Special Advisor in charge of Strategic Issues
- Incumbent
- Assumed office 7 March 2019

Personal details
- Born: Vidiye Tshipanda Tshimanga 19 April 1977 (age 49)
- Party: Dynamique Congo Unis (DCU)

= Vidiye Tshimanga =

Congolese politician (born 1977)

Vidiye Tshipanda Tshimanga (born 19 April 1977 in Zaire) is a Congolese politician and businessman. He served as Special Advisor in charge of Strategic Issues in the cabinet of President Felix Tshisekedi Tshilombo.

== Biography ==
=== Early life ===
Vidiye Tshipanda Tshimanga was born to a Belgian mother and a Congolese father, Tshimanga Belebele Boni, a lawyer, politician and businessman. It is said that he studied in Belgium, but the location is unknown.

=== Political career ===
On 19 April 2015, Vidiye Tshipanda Tshimanga founded his political party called Dynamique Congo Unis (DCU), whose motto is to promote unity, work and equality. He serves as the party's president.
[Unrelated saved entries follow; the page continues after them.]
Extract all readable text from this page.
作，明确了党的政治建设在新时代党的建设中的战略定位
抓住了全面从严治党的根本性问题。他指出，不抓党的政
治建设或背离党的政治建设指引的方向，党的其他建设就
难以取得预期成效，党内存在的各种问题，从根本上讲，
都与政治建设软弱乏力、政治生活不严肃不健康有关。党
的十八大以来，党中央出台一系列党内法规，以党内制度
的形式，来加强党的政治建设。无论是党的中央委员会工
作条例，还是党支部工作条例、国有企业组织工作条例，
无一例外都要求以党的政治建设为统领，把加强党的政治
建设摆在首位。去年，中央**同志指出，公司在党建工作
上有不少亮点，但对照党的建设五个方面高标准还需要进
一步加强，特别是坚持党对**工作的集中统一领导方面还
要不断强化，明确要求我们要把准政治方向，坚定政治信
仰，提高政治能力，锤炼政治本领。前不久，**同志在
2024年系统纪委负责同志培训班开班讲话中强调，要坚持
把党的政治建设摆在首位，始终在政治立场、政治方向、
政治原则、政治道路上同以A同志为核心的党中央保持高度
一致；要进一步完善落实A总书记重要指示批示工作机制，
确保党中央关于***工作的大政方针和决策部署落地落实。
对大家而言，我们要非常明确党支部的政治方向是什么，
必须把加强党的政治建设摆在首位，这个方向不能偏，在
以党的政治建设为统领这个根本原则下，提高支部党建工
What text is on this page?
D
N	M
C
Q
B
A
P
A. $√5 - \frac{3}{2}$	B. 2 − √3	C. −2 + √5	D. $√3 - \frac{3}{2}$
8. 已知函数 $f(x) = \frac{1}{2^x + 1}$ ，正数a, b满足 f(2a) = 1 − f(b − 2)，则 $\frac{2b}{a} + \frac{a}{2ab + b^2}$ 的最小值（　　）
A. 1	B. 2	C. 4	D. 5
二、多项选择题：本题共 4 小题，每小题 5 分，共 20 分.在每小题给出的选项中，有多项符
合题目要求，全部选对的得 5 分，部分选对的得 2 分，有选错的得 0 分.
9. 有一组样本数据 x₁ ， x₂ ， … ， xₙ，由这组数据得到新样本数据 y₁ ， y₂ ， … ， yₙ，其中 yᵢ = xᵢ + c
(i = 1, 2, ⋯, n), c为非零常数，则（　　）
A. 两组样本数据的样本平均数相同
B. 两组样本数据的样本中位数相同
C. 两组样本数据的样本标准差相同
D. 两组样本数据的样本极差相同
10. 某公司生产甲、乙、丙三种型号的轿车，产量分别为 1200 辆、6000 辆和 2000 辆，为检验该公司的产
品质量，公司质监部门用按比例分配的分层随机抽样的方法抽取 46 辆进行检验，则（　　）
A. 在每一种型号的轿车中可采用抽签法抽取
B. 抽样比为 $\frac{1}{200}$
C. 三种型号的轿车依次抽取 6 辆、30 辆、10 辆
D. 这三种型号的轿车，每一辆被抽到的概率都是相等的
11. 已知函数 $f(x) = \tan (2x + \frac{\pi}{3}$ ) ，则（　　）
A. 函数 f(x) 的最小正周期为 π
In Belgium in 2016, as vice-president of Alternative 2016, a political opposition group, Tshimanga participated in the creation of a new opposition coalition called the Rassemblement. The coalition was led by renowned opposition leader Etienne Tshisekedi wa Mulumba, who, after his death, was replaced by his son Felix Tshisekedi. The coalition aimed to prevent former president Joseph Kabila from seeking a third term. Tshimanga was among the members of the coalition’s Council of Elders.

A close friend of Felix Tshisekedi, he was appointed in 2018 by Tshisekedi—then president of the Union for Democracy and Social Progress (UDPS)—as his spokesperson for the 2018 presidential campaign.

On 15 February 2019, he withdrew his candidacy for the senatorial election, citing what he described as corruption by certain provincial deputies from Kinshasa who allegedly demanded between US$20,000 and US$50,000 to support his candidacy.

On 7 March 2019, Tshimanga was appointed Special Advisor in charge of Strategic Issues in the cabinet of President Felix Tshisekedi.

In September 2022, accused of attempted influence peddling and serious fraud, Tshimanga resigned from his post as strategic adviser to Félix Tshisekedi. On 23 December 2023, Tshimanga was acquitted by the Tribunal of Kinshasa/Gombe.

=== Football ===
In 2013, he succeeded as president of the football team Daring Club Motema Pembe (DCMP), resigning in 2014 and being replaced by Gentiny Ngobila. In 2019, he ran again for the club’s presidency and was elected on 17 July 2019, serving until 2022.

In 2023, he became president of Aigles du Congo.